Considering that retired Supreme Court Justice PB Sawant was one of the organisers of the event, this seems highly unlikely.
But, on the other hand, it has been pointed out that the “complaint” could have been motivated.
It is this second FIR that has led the police to make August 28’s arrests.
Those arrested on June 6 include Nagpur University professor Shoma Sen, Delhi-based activist of the Committee of Release of Political Prisoners, Sudhir Dhawale, a leader of the Mumbai-based Republican Panthers, Jati Antachi Chalwal, Nagpur lawyer Surendra Gadling of the Indian Association of People’s Lawyers, and Mahesh Raut, who had in the past been the Prime Minister’s Rural Development Fellow.
They were charged with sourcing funds from banned Maoist groups to help in organising the Elgaar Parishad.
Those arrested on August 28 are: Varavara Rao, a poet and outspoken human rights activist; Sudha Bharadwaj, an advocate supporting peoples’ causes; Gautam Navlakha, a writer and activist; Vernon Gonsalves, a Mumbai-based activist; and Arun Ferreira, also a Mumbai activist.
In addition, professor Anand Teltumde, of the Goa Institute of Management, had his house searched by the police.
By August 29, the Delhi High Court had ordered that Gautam Navlakha be kept in house arrest and not taken to Maharashtra. The honourable judges were not convinced that the Pune police had enough evidence against him.
Sudha Bharadwaj has been working among the poor in Chhattisgarh, and is Visiting Faculty, National Law School, Delhi. Varavara Rao is a veteran human rights activist settled in Hyderabad/Secunderabad.
It is now necessary to examine the category “urban Maoist operatives.”
My father was at one time the Senior Superintendent of Police in Andhra Pradesh, involved in “anti-Naxalite operations” from the end of 1960s for a decade, as the police forced the Maoists out of undivided Andhra. But neither then, nor till a few years ago, did I come across the “urban Maoist” category.
Maoists get their name from Mao Ze Dong, who, in the initial years of the Chinese revolution, had to fight the Japanese and the Nationalist Chinese led by Chiang Kai Shek. The mainstream Maoists in Chhattisgarh still follow the old Maoist path.

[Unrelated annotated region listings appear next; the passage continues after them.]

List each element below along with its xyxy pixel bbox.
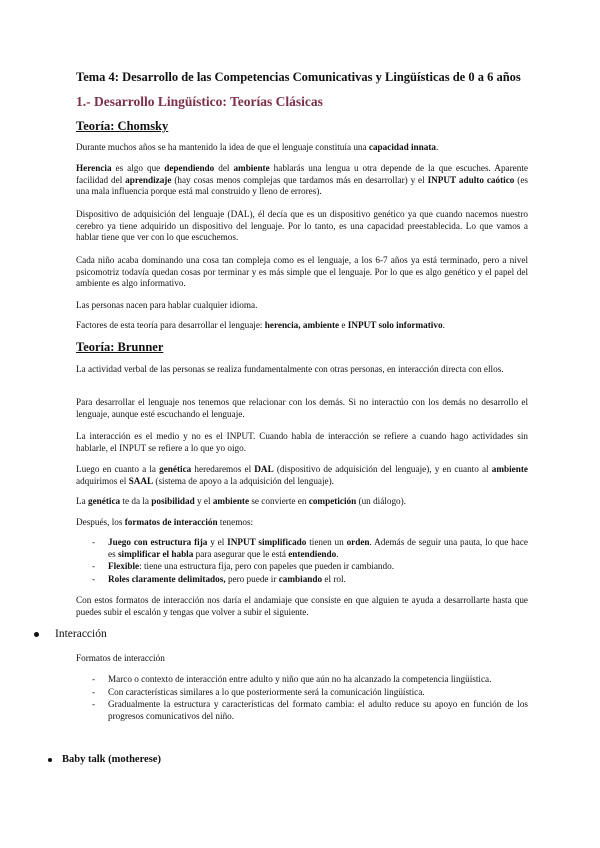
- text-run: (dispositivo de adquisición del lenguaje), y en cuanto al: [273, 464, 492, 474]
- bold-run: Herencia: [76, 163, 112, 173]
- list-dash: -: [92, 674, 96, 684]
- bold-run: capacidad innata: [368, 142, 437, 152]
- document-title: Tema 4: Desarrollo de las Competencias Comunicativas y Lingüísticas de 0 a 6 años: [76, 70, 521, 84]
- list-dash: -: [92, 699, 96, 710]
- brunner-paragraph-2: Para desarrollar el lenguaje nos tenemos que relacionar con los demás. Si no interactúo con los demás no desarrollo el lenguaje, aunque esté escuchando el lenguaje.: [76, 397, 528, 419]
- bold-run: SAAL: [128, 475, 154, 486]
- bold-run: entendiendo: [288, 548, 337, 559]
- text-run: Durante muchos años se ha mantenido la idea de que el lenguaje constituía una: [76, 142, 369, 152]
- text-run: .: [336, 548, 339, 559]
- brunner-paragraph-1: La actividad verbal de las personas se realiza fundamentalmente con otras personas, en interacción directa con ellos.: [76, 364, 504, 374]
- text-run: y el: [207, 537, 228, 547]
- bold-run: competición: [308, 496, 357, 506]
- text-run: pero puede ir: [225, 573, 279, 584]
- text-run: .: [436, 142, 439, 152]
- bold-run: Roles claramente delimitados,: [108, 573, 226, 584]
- text-run: adquirimos el: [76, 475, 129, 486]
- text-run: y el: [194, 496, 213, 506]
- list-item: [92, 687, 528, 699]
- list-item: [92, 561, 528, 573]
- bold-run: INPUT simplificado: [227, 537, 307, 547]
- text-run: Después, los: [76, 517, 125, 527]
- text-run: hablarás una lengua u otra depende de la que escuches. Aparente facilidad del: [76, 163, 528, 185]
- bold-run: aprendizaje: [125, 174, 172, 185]
- bold-run: DAL: [254, 464, 274, 474]
- text-run: : tiene una estructura fija, pero con papeles que pueden ir cambiando.: [139, 561, 394, 572]
- brunner-heading: Teoría: Brunner: [76, 340, 164, 354]
- chomsky-paragraph-2: [76, 163, 528, 198]
- baby-talk-heading: [48, 754, 161, 765]
- text-run: . Además de seguir una pauta, lo que hace es: [108, 537, 528, 559]
- list-dash: -: [92, 537, 96, 547]
- chomsky-paragraph-5: Las personas nacen para hablar cualquier idioma.: [76, 300, 258, 310]
- bold-run: INPUT solo informativo: [347, 320, 443, 330]
- text-run: se convierte en: [249, 496, 309, 506]
- text-run: te da la: [120, 496, 152, 506]
- text-run: tienen un: [306, 537, 347, 547]
- text-run: del: [214, 163, 234, 173]
- chomsky-paragraph-1: [76, 142, 528, 154]
- section-title: 1.- Desarrollo Lingüístico: Teorías Clásicas: [76, 94, 323, 109]
- bold-run: INPUT adulto caótico: [427, 174, 515, 185]
- chomsky-paragraph-3: Dispositivo de adquisición del lenguaje (DAL), él decía que es un dispositivo genético ya que cuando nacemos nuestro cerebro ya tiene adquirido un dispositivo del lenguaje. Por lo tanto, es una capacidad preestablecida. Lo que vamos a hablar tiene que ver con lo que escuchemos.: [76, 209, 528, 243]
- bold-run: genética: [159, 464, 192, 474]
- bold-run: posibilidad: [151, 496, 195, 506]
- bullet-icon: [48, 758, 52, 762]
- bold-run: simplificar el habla: [117, 548, 194, 559]
- text-run: e: [339, 320, 348, 330]
- list-dash: -: [92, 573, 96, 584]
- list-item: [92, 674, 528, 686]
- heading-text: Interacción: [55, 628, 107, 640]
- bold-run: herencia, ambiente: [264, 320, 340, 330]
- chomsky-paragraph-4: Cada niño acaba dominando una cosa tan compleja como es el lenguaje, a los 6-7 años ya está terminado, pero a nivel psicomotriz todavía quedan cosas por terminar y es más simple que el lenguaje. Por lo que es algo genético y el papel del ambiente es algo informativo.: [76, 255, 528, 289]
- interaccion-label: Formatos de interacción: [76, 653, 165, 663]
- text-run: heredaremos el: [191, 464, 255, 474]
- list-text: Marco o contexto de interacción entre adulto y niño que aún no ha alcanzado la competencia lingüística.: [108, 674, 492, 684]
- bold-run: formatos de interacción: [124, 517, 218, 527]
- brunner-paragraph-7: Con estos formatos de interacción nos daría el andamiaje que consiste en que alguien te ayuda a desarrollarte hasta que puedes subir el escalón y tengas que volver a subir el siguiente.: [76, 595, 528, 617]
- bold-run: dependiendo: [164, 163, 215, 173]
- brunner-paragraph-6: [76, 517, 528, 529]
- list-dash: -: [92, 561, 96, 572]
- list-item: [92, 537, 528, 560]
- bold-run: cambiando: [278, 573, 323, 584]
- text-run: Factores de esta teoría para desarrollar el lenguaje:: [76, 320, 265, 330]
- list-text: Gradualmente la estructura y características del formato cambia: el adulto reduce su apoyo en función de los progresos comunicativos del niño.: [108, 699, 528, 721]
- chomsky-heading: Teoría: Chomsky: [76, 119, 169, 133]
- text-run: Luego en cuanto a la: [76, 464, 160, 474]
- bold-run: orden: [346, 537, 370, 547]
- bullet-icon: [34, 632, 39, 637]
- bold-run: Flexible: [108, 561, 140, 572]
- text-run: (es una mala influencia porque está mal construido y lleno de errores).: [76, 174, 528, 197]
- text-run: es algo que: [111, 163, 165, 173]
- text-run: (un diálogo).: [356, 496, 406, 506]
- heading-text: Baby talk (motherese): [62, 754, 161, 765]
- text-run: tenemos:: [217, 517, 254, 527]
- bold-run: Juego con estructura fija: [108, 537, 208, 547]
- text-run: (sistema de apoyo a la adquisición del lenguaje).: [153, 475, 334, 486]
- bold-run: genética: [88, 496, 121, 506]
- text-run: el rol.: [322, 573, 346, 584]
- interaccion-list: [92, 674, 528, 723]
- chomsky-paragraph-6: [76, 320, 528, 332]
- text-run: para asegurar que le está: [193, 548, 289, 559]
- list-text: Con características similares a lo que posteriormente será la comunicación lingüística.: [108, 686, 425, 697]
- bold-run: ambiente: [233, 163, 270, 173]
- list-item: [92, 699, 528, 722]
- list-item: [92, 574, 528, 586]
- text-run: La: [76, 496, 88, 506]
- brunner-paragraph-3: La interacción es el medio y no es el INPUT. Cuando habla de interacción se refiere a cuando hago actividades sin hablarle, el INPUT se refiere a lo que yo oigo.: [76, 431, 528, 453]
- interaccion-heading: [34, 628, 107, 640]
- brunner-paragraph-5: [76, 496, 528, 508]
- brunner-paragraph-4: [76, 464, 528, 487]
- bold-run: ambiente: [212, 496, 250, 506]
- text-run: .: [442, 320, 445, 330]
- text-run: (hay cosas menos complejas que tardamos más en desarrollar) y el: [171, 174, 428, 185]
- bold-run: ambiente: [491, 464, 528, 474]
- interaction-formats-list: [92, 537, 528, 586]
- list-dash: -: [92, 686, 96, 697]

But “urban Maoists” so far, do not carry arms, something difficult to do in urban areas. Their ideology, as long as it is broadly Constitutional, is within the framework of the law.
The Mumbai/Pune police, too, don’t always act as swiftly as they are doing now.
The murder cases of rationalists Narendra Dabholkar and Govind Pansare, both allegedly killed by men with affiliations to hardline Hindutva organisations, are yet to be solved.
As the Latin proverb goes, “suppressio veri, suggestio falsi,” that is: “suppress the truth, suggest falsehoods.” This double-dealing in civil society, along with certain elements in the police force and some authoritarian politicians, are the real “urban” and “rural” threats to our people and culture.